Una sociedad dividida y una realidad vapuleada por una gran mentira perfectamente contada una y otra vez hasta alcanzar carácter de verdad absoluta -y por tanto sospechosa-. Eso que llaman el relato. Un país oprimido que lucha por su libertad, una cultura y un idioma sojuzgados, mártires encarcelados por defender pacíficamente sus ideas, un Estado que roba a los ciudadanos de ese país que podría ser el más próspero, moderno, civilizado, culto y refinado de Europa si no estuviera sometido por la fuerza a un Estado pseudofascista avalado por los intereses espúreos de una Europa mercantil y profundamente corrompida.

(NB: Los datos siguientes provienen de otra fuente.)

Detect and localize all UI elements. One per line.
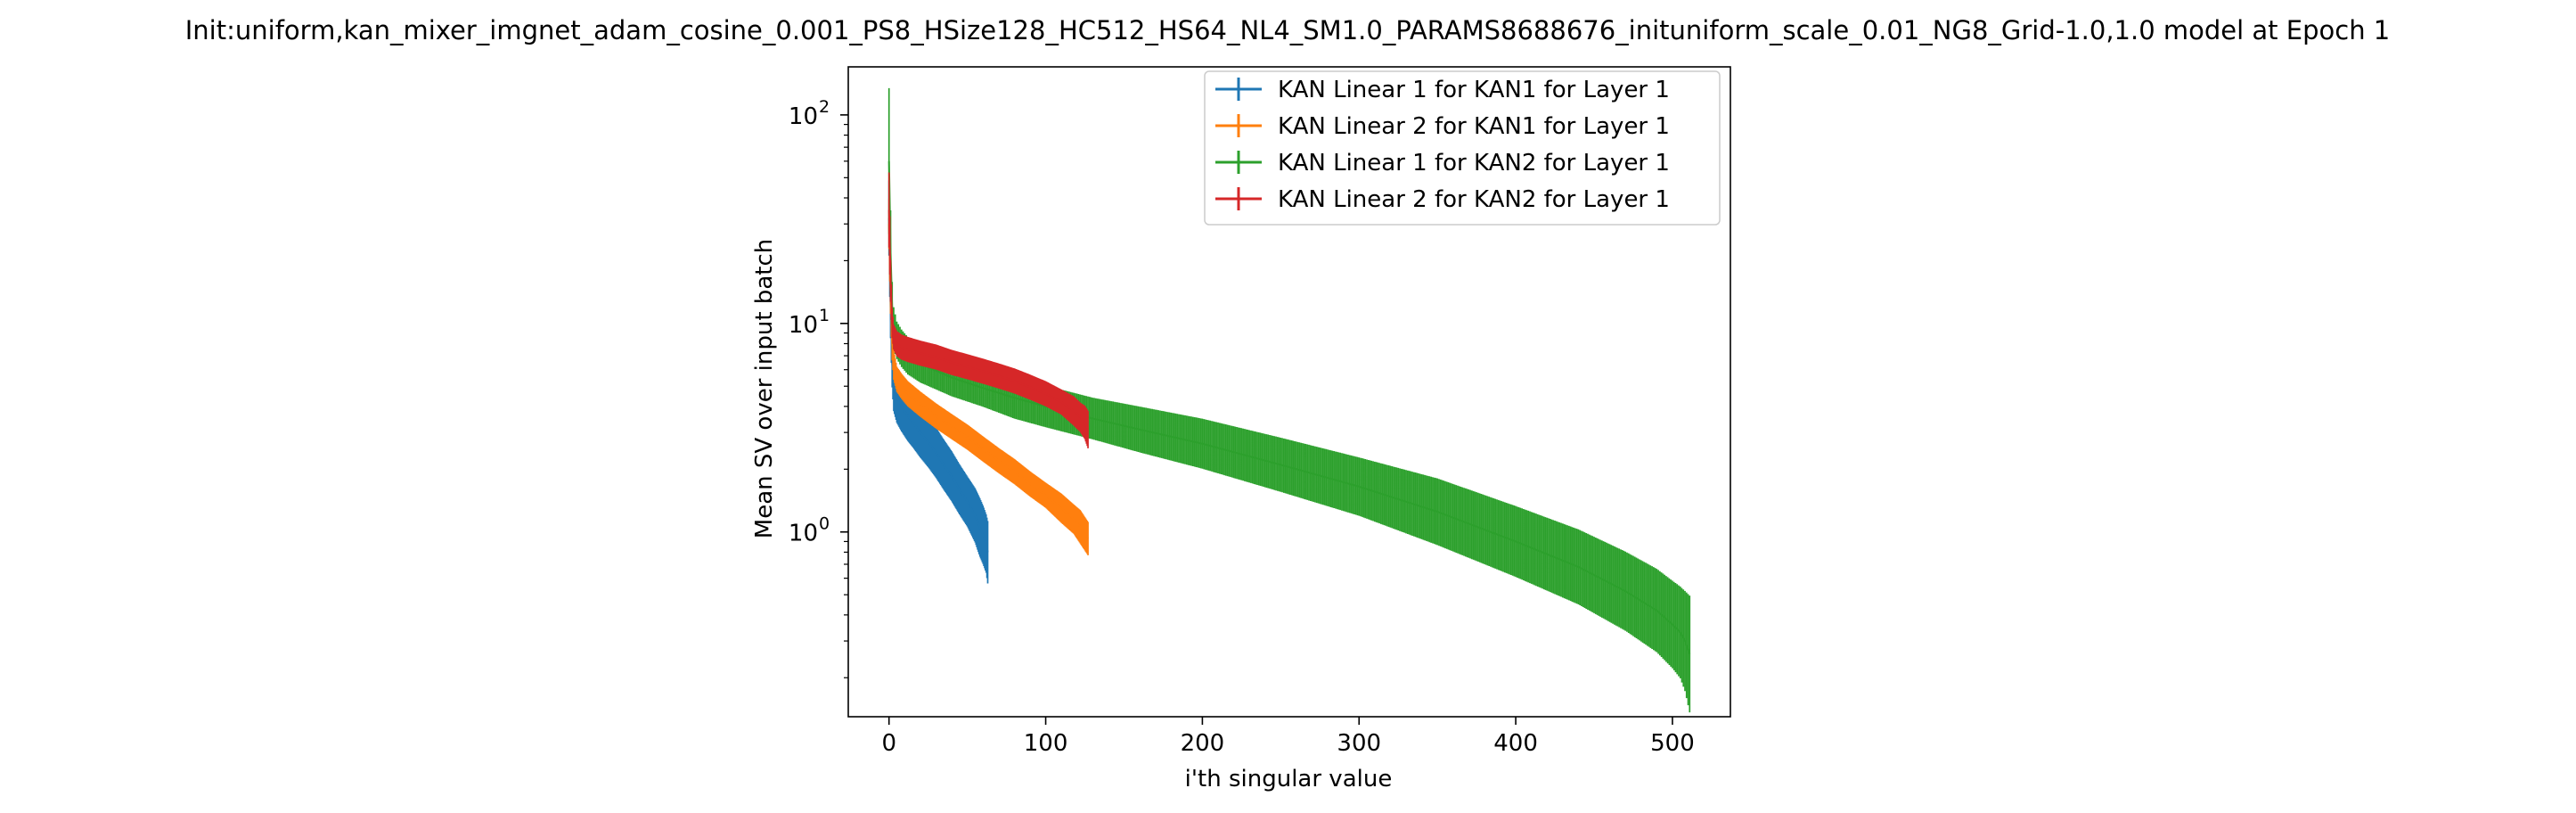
legend-label: KAN Linear 2 for KAN2 for Layer 1 xyxy=(1278,186,1670,213)
legend-entry: KAN Linear 1 for KAN2 for Layer 1 xyxy=(1215,150,1670,177)
chart-title: Init:uniform,kan_mixer_imgnet_adam_cosin… xyxy=(185,15,2391,45)
x-tick-label: 300 xyxy=(1337,730,1381,757)
x-tick-label: 100 xyxy=(1024,730,1068,757)
series-3-line xyxy=(887,160,1691,654)
x-tick-label: 500 xyxy=(1650,730,1695,757)
legend-label: KAN Linear 1 for KAN1 for Layer 1 xyxy=(1278,77,1670,103)
legend-box xyxy=(1204,70,1721,226)
axes-frame xyxy=(847,66,1731,718)
x-tick-label: 200 xyxy=(1181,730,1225,757)
y-axis-label: Mean SV over input batch xyxy=(751,239,778,538)
series-2-line xyxy=(887,224,1089,539)
y-tick-label: 10 xyxy=(789,521,818,547)
x-axis-label: i'th singular value xyxy=(1185,766,1393,792)
series-1 xyxy=(887,180,989,584)
legend-label: KAN Linear 1 for KAN2 for Layer 1 xyxy=(1278,150,1670,177)
x-tick-label: 400 xyxy=(1493,730,1538,757)
y-tick-exponent: 1 xyxy=(819,306,830,325)
y-tick-exponent: 0 xyxy=(819,514,830,534)
plot-area xyxy=(887,87,1691,713)
series-4 xyxy=(887,172,1089,448)
legend-entry: KAN Linear 2 for KAN2 for Layer 1 xyxy=(1215,186,1670,213)
legend: KAN Linear 1 for KAN1 for Layer 1 KAN Lin… xyxy=(1204,70,1721,226)
series-4-line xyxy=(887,209,1089,431)
y-tick-label: 10 xyxy=(789,103,818,130)
y-tick-exponent: 2 xyxy=(819,97,830,117)
x-tick-label: 0 xyxy=(881,730,896,757)
legend-label: KAN Linear 2 for KAN1 for Layer 1 xyxy=(1278,113,1670,140)
series-1-line xyxy=(887,218,989,553)
legend-entry: KAN Linear 2 for KAN1 for Layer 1 xyxy=(1215,113,1670,140)
legend-entry: KAN Linear 1 for KAN1 for Layer 1 xyxy=(1215,77,1670,103)
y-tick-label: 10 xyxy=(789,312,818,339)
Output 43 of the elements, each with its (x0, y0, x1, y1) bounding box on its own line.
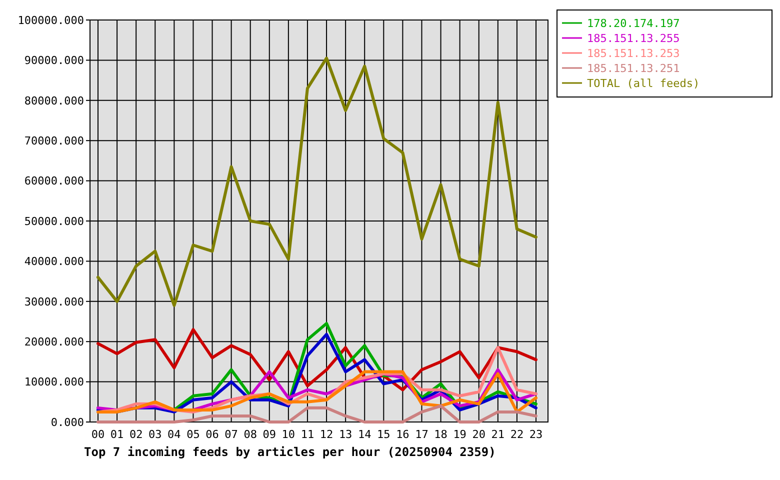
x-tick-label: 14 (358, 428, 372, 441)
legend-label: 178.20.174.197 (587, 16, 680, 30)
x-tick-label: 21 (491, 428, 505, 441)
y-tick-label: 0.000 (50, 416, 84, 429)
x-tick-label: 23 (529, 428, 543, 441)
line-series (96, 404, 538, 424)
y-tick-label: 40000.000 (24, 255, 84, 268)
x-tick-label: 17 (415, 428, 428, 441)
x-tick-label: 04 (168, 428, 182, 441)
legend-label: 185.151.13.251 (587, 62, 680, 75)
x-tick-label: 00 (91, 428, 105, 441)
legend-label: TOTAL (all feeds) (587, 76, 700, 90)
y-tick-label: 70000.000 (24, 134, 84, 148)
legend-label: 185.151.13.253 (587, 46, 680, 60)
x-tick-label: 11 (300, 428, 314, 441)
x-tick-label: 22 (510, 428, 524, 441)
x-tick-label: 01 (110, 428, 124, 441)
x-tick-label: 20 (472, 428, 486, 441)
line-series (96, 56, 538, 307)
x-tick-label: 02 (129, 428, 143, 441)
y-tick-label: 90000.000 (24, 54, 84, 68)
y-tick-label: 80000.000 (24, 94, 84, 108)
x-tick-label: 16 (396, 428, 410, 441)
legend-label: 185.151.13.255 (587, 32, 680, 45)
x-tick-label: 12 (320, 428, 334, 441)
x-tick-label: 18 (434, 428, 448, 441)
x-tick-label: 06 (206, 428, 219, 441)
text: Top 7 incoming feeds by articles per hour (20250904 2359) (84, 445, 496, 459)
x-tick-label: 05 (186, 428, 200, 441)
x-tick-label: 13 (338, 428, 352, 441)
x-tick-label: 15 (377, 428, 390, 441)
x-tick-label: 10 (282, 428, 296, 441)
x-tick-label: 08 (244, 428, 257, 441)
x-tick-label: 07 (224, 428, 238, 441)
y-tick-label: 10000.000 (24, 376, 84, 389)
x-tick-label: 09 (262, 428, 276, 441)
x-tick-label: 03 (148, 428, 162, 441)
x-tick-label: 19 (453, 428, 466, 441)
y-tick-label: 100000.000 (18, 14, 84, 27)
y-tick-label: 60000.000 (24, 174, 84, 188)
y-tick-label: 50000.000 (24, 214, 84, 228)
y-tick-label: 20000.000 (24, 335, 84, 348)
y-tick-label: 30000.000 (24, 295, 84, 308)
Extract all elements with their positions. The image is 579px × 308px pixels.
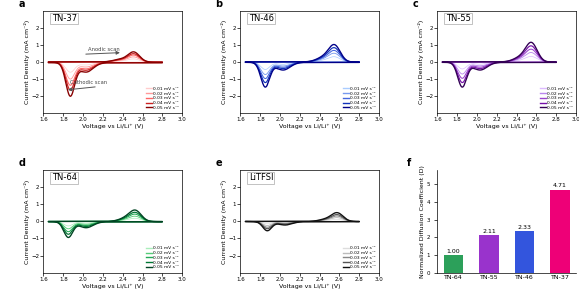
- Text: c: c: [412, 0, 418, 9]
- Y-axis label: Current Density (mA cm⁻²): Current Density (mA cm⁻²): [221, 20, 227, 104]
- Legend: 0.01 mV s⁻¹, 0.02 mV s⁻¹, 0.03 mV s⁻¹, 0.04 mV s⁻¹, 0.05 mV s⁻¹: 0.01 mV s⁻¹, 0.02 mV s⁻¹, 0.03 mV s⁻¹, 0…: [343, 86, 377, 111]
- X-axis label: Voltage vs Li/Li⁺ (V): Voltage vs Li/Li⁺ (V): [82, 124, 144, 129]
- Text: Cathodic scan: Cathodic scan: [70, 80, 107, 85]
- Y-axis label: Current Density (mA cm⁻²): Current Density (mA cm⁻²): [24, 179, 30, 264]
- Legend: 0.01 mV s⁻¹, 0.02 mV s⁻¹, 0.03 mV s⁻¹, 0.04 mV s⁻¹, 0.05 mV s⁻¹: 0.01 mV s⁻¹, 0.02 mV s⁻¹, 0.03 mV s⁻¹, 0…: [343, 245, 377, 270]
- Text: TN-37: TN-37: [52, 14, 77, 23]
- Text: e: e: [215, 158, 222, 168]
- Text: b: b: [215, 0, 222, 9]
- Legend: 0.01 mV s⁻¹, 0.02 mV s⁻¹, 0.03 mV s⁻¹, 0.04 mV s⁻¹, 0.05 mV s⁻¹: 0.01 mV s⁻¹, 0.02 mV s⁻¹, 0.03 mV s⁻¹, 0…: [540, 86, 574, 111]
- Text: TN-64: TN-64: [52, 173, 77, 182]
- Text: 2.11: 2.11: [482, 229, 496, 234]
- Y-axis label: Current Density (mA cm⁻²): Current Density (mA cm⁻²): [221, 179, 227, 264]
- Bar: [515, 232, 534, 273]
- Text: a: a: [19, 0, 25, 9]
- Text: LiTFSI: LiTFSI: [249, 173, 273, 182]
- Text: 1.00: 1.00: [446, 249, 460, 254]
- Text: TN-55: TN-55: [446, 14, 471, 23]
- Bar: [444, 255, 463, 273]
- X-axis label: Voltage vs Li/Li⁺ (V): Voltage vs Li/Li⁺ (V): [279, 124, 340, 129]
- Legend: 0.01 mV s⁻¹, 0.02 mV s⁻¹, 0.03 mV s⁻¹, 0.04 mV s⁻¹, 0.05 mV s⁻¹: 0.01 mV s⁻¹, 0.02 mV s⁻¹, 0.03 mV s⁻¹, 0…: [145, 86, 180, 111]
- Legend: 0.01 mV s⁻¹, 0.02 mV s⁻¹, 0.03 mV s⁻¹, 0.04 mV s⁻¹, 0.05 mV s⁻¹: 0.01 mV s⁻¹, 0.02 mV s⁻¹, 0.03 mV s⁻¹, 0…: [145, 245, 180, 270]
- Text: Anodic scan: Anodic scan: [88, 47, 120, 52]
- Y-axis label: Current Density (mA cm⁻²): Current Density (mA cm⁻²): [24, 20, 30, 104]
- Text: 4.71: 4.71: [553, 184, 567, 188]
- Text: 2.33: 2.33: [518, 225, 532, 230]
- X-axis label: Voltage vs Li/Li⁺ (V): Voltage vs Li/Li⁺ (V): [476, 124, 537, 129]
- Text: d: d: [19, 158, 25, 168]
- Y-axis label: Current Density (mA cm⁻²): Current Density (mA cm⁻²): [417, 20, 424, 104]
- X-axis label: Voltage vs Li/Li⁺ (V): Voltage vs Li/Li⁺ (V): [279, 284, 340, 289]
- Bar: [550, 189, 570, 273]
- Bar: [479, 235, 499, 273]
- Y-axis label: Normalized Diffusion Coefficient (D): Normalized Diffusion Coefficient (D): [420, 165, 425, 278]
- Text: TN-46: TN-46: [249, 14, 274, 23]
- X-axis label: Voltage vs Li/Li⁺ (V): Voltage vs Li/Li⁺ (V): [82, 284, 144, 289]
- Text: f: f: [407, 158, 411, 168]
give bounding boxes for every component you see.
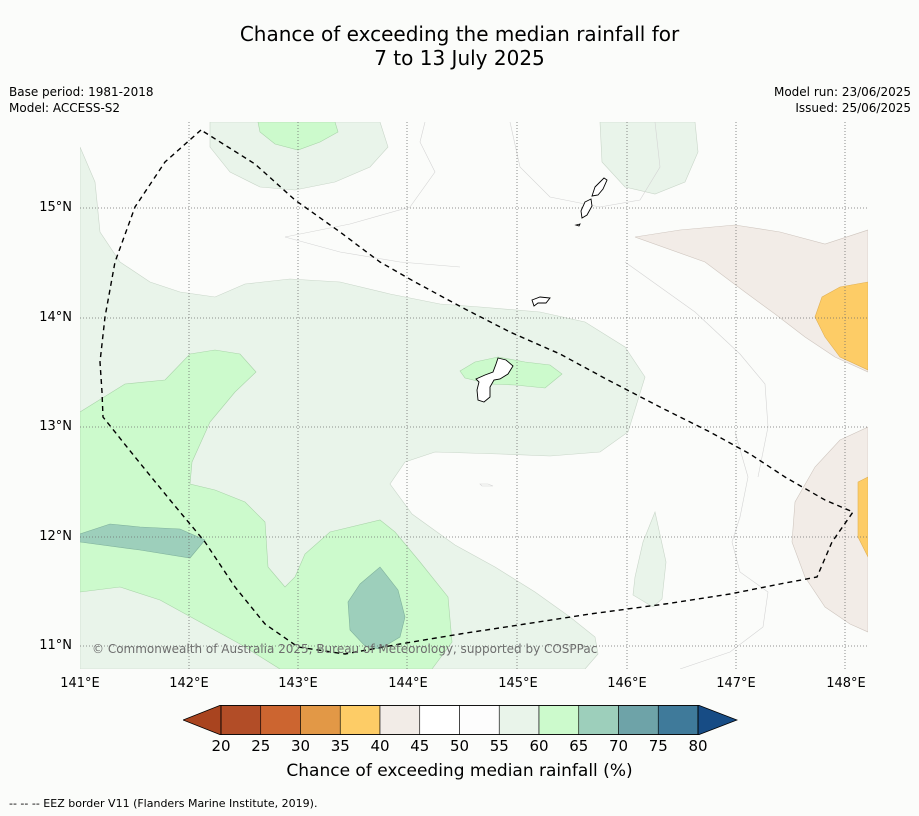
contour-65-70 (80, 523, 406, 650)
contour-region-east-upper (634, 224, 868, 373)
guam-island (475, 357, 514, 403)
colorbar-cells (220, 705, 699, 735)
colorbar-tick-label: 25 (251, 737, 271, 755)
colorbar-cell (538, 705, 580, 735)
map-title: Chance of exceeding the median rainfall … (0, 22, 919, 70)
lon-label-141e: 141°E (60, 676, 100, 691)
colorbar-cell (578, 705, 619, 735)
colorbar-tick-label: 45 (410, 737, 430, 755)
lon-label-148e: 148°E (826, 676, 866, 691)
colorbar-cell (618, 705, 659, 735)
lon-label-147e: 147°E (716, 676, 756, 691)
eez-border (99, 129, 855, 655)
colorbar-cell (339, 705, 381, 735)
base-period: Base period: 1981-2018 (9, 85, 154, 99)
contour-region-teal-west (80, 523, 206, 559)
colorbar-cell (657, 705, 699, 735)
contour-region-east-lower (791, 426, 868, 633)
colorbar-tick-label: 35 (330, 737, 350, 755)
colorbar-low-extension (181, 704, 222, 736)
colorbar-tick-label: 40 (370, 737, 390, 755)
graticule (80, 122, 868, 669)
colorbar-cell (419, 705, 460, 735)
contour-region-orange-upper (814, 281, 868, 371)
colorbar-tick-label: 55 (489, 737, 509, 755)
colorbar-tick-label: 60 (529, 737, 549, 755)
colorbar-tick-label: 65 (569, 737, 589, 755)
contour-region-north (209, 122, 389, 191)
model-run: Model run: 23/06/2025 (773, 85, 911, 99)
title-line-1: Chance of exceeding the median rainfall … (239, 22, 680, 46)
contour-region-northeast (599, 122, 699, 195)
contour-40-45 (634, 224, 868, 633)
colorbar-cell (498, 705, 540, 735)
colorbar-cell (260, 705, 301, 735)
lon-label-143e: 143°E (278, 676, 318, 691)
model-name: Model: ACCESS-S2 (9, 101, 121, 115)
aguijan-island (574, 223, 581, 227)
colorbar-tick-label: 50 (449, 737, 470, 755)
colorbar-cell (300, 705, 341, 735)
rota-island (531, 296, 551, 307)
copyright-notice: © Commonwealth of Australia 2025, Bureau… (92, 642, 598, 656)
colorbar-title: Chance of exceeding median rainfall (%) (286, 761, 633, 781)
lat-label-15n: 15°N (39, 200, 72, 215)
map-svg (80, 122, 868, 669)
eez-legend-note: -- -- -- EEZ border V11 (Flanders Marine… (9, 797, 318, 810)
saipan-island (591, 177, 608, 197)
map-area (80, 122, 868, 669)
contour-region-teal-south (347, 566, 406, 650)
lon-label-144e: 144°E (388, 676, 428, 691)
colorbar (181, 704, 739, 736)
lat-label-12n: 12°N (39, 529, 72, 544)
colorbar-tick-label: 70 (608, 737, 629, 755)
lat-label-11n: 11°N (39, 638, 72, 653)
meta-left: Base period: 1981-2018 Model: ACCESS-S2 (9, 84, 154, 116)
issued-date: Issued: 25/06/2025 (795, 101, 911, 115)
colorbar-tick-label: 20 (211, 737, 231, 755)
islands (475, 177, 608, 403)
lon-label-142e: 142°E (169, 676, 209, 691)
meta-right: Model run: 23/06/2025 Issued: 25/06/2025 (774, 84, 911, 116)
lat-label-13n: 13°N (39, 419, 72, 434)
contour-region-north-small (257, 122, 339, 151)
contour-region-spike (632, 510, 667, 608)
colorbar-svg (181, 704, 739, 736)
colorbar-cell (379, 705, 421, 735)
lat-label-14n: 14°N (39, 310, 72, 325)
tinian-island (580, 198, 593, 219)
colorbar-tick-label: 30 (290, 737, 311, 755)
colorbar-tick-label: 75 (648, 737, 668, 755)
colorbar-cell (459, 705, 500, 735)
title-line-2: 7 to 13 July 2025 (374, 46, 545, 70)
lon-label-146e: 146°E (607, 676, 647, 691)
lon-label-145e: 145°E (498, 676, 538, 691)
colorbar-cell (220, 705, 262, 735)
colorbar-high-extension (697, 704, 739, 736)
colorbar-tick-label: 80 (688, 737, 708, 755)
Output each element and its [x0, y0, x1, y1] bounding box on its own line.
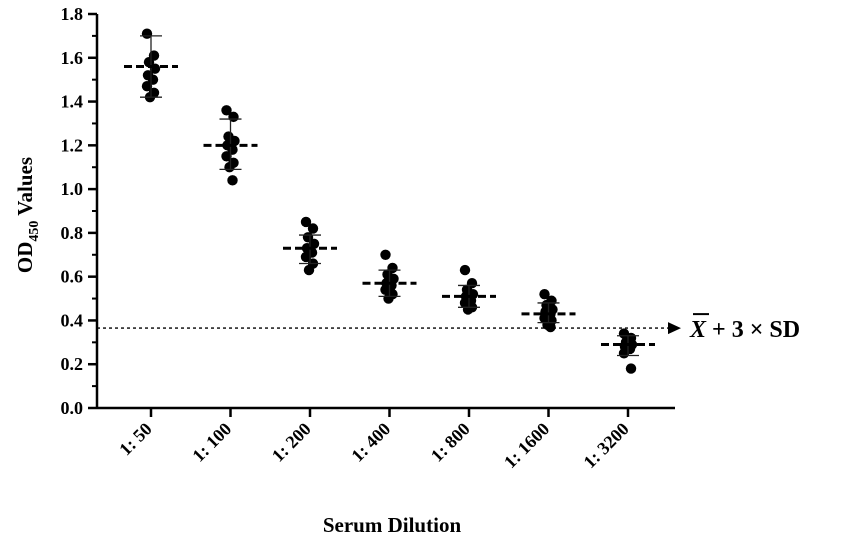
- y-tick-label: 0.4: [61, 310, 84, 330]
- data-point: [221, 105, 232, 116]
- y-tick-label: 0.0: [61, 398, 84, 418]
- x-tick-label: 1: 800: [427, 419, 474, 466]
- data-point: [539, 288, 550, 300]
- data-point: [380, 249, 391, 260]
- y-tick-label: 1.2: [61, 135, 84, 155]
- x-tick-label: 1: 400: [347, 419, 394, 466]
- data-point: [227, 175, 238, 186]
- y-tick-label: 1.4: [61, 92, 84, 112]
- x-tick-label: 1: 100: [188, 419, 235, 466]
- cutoff-line-group: X + 3 × SD: [97, 313, 800, 343]
- data-point: [307, 223, 319, 234]
- y-tick-label: 1.8: [61, 4, 84, 24]
- y-tick-label: 1.6: [61, 48, 84, 68]
- x-axis-title: Serum Dilution: [323, 513, 462, 537]
- x-tick-label: 1: 50: [115, 419, 156, 460]
- data-point: [462, 304, 474, 315]
- data-point: [303, 264, 315, 276]
- x-tick-label: 1: 1600: [500, 419, 553, 472]
- data-point: [300, 251, 312, 263]
- data-point: [224, 162, 235, 173]
- cutoff-arrowhead: [668, 322, 681, 335]
- data-point: [459, 264, 471, 276]
- cutoff-label-xbar: X: [689, 317, 707, 343]
- x-tick-label: 1: 200: [268, 419, 315, 466]
- y-axis-title: OD450 Values: [13, 157, 42, 273]
- y-tick-label: 1.0: [61, 179, 84, 199]
- cutoff-label: X + 3 × SD: [689, 317, 800, 343]
- y-axis-title-suffix: Values: [13, 157, 37, 221]
- data-point: [625, 363, 637, 374]
- cutoff-label-rest: + 3 × SD: [706, 317, 800, 343]
- y-tick-label: 0.8: [61, 223, 84, 243]
- data-point: [383, 293, 394, 304]
- data-point: [141, 81, 153, 92]
- y-tick-label: 0.6: [61, 267, 84, 287]
- data-point: [545, 321, 556, 333]
- data-point: [300, 216, 312, 228]
- y-axis-title-subscript: 450: [27, 221, 42, 242]
- x-tick-label: 1: 3200: [579, 419, 632, 472]
- y-tick-label: 0.2: [61, 354, 84, 374]
- data-point: [221, 151, 232, 162]
- data-marks: [124, 28, 655, 374]
- y-axis-title-main: OD: [13, 242, 37, 274]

Lo verdaderamente corrompido es el lenguaje que se está empleando en la construcción de esa fantasiosa -pero efectiva- arquitectura política. Exilio, fascismo, Estado dictatorial. Una manipulación burda de la realidad que se basa en el desconocimiento de lo que fueron el exilio, el fascismo y la dictadura. Una ofensa para los miles de personas que tuvieron que abandonar su país y pasar décadas exiliados, no por cometer delitos contra la legalidad democrática, sino por defenderla. Un agravio para quienes murieron lejos o fueron torturados y ejecutados. Para aquellos que pasaron años en la cárcel y que ahora, frívolamente, son llamados fachas sencillamente por no estar de acuerdo con la fractura unilateral de una parte del país y ejercer su libertad de expresión y pensamiento. Todo imbuido por una agitación primaria de las emociones tribales, los himnos y las banderas. Los antepasados humillados, las antiguas vejaciones revividas y de las que ahora arbitrariamente se responsabiliza a los partidos políticos que, o bien surgieron en plena democracia o combatieron contra la dictadura. Un hecho incuestionable que sin embargo no hace mella en el discurso mesiánico de unos auténticos expertos en driblar la realidad al estilo de Puigdemont. Felipe González dijo que Iceta es el Messi de la política catalana. No. El verdadero mago del regate es ese Puigdemont mediocre repentinamente metido a salvador de la patria. Una auténtica gallina ponedora de días D.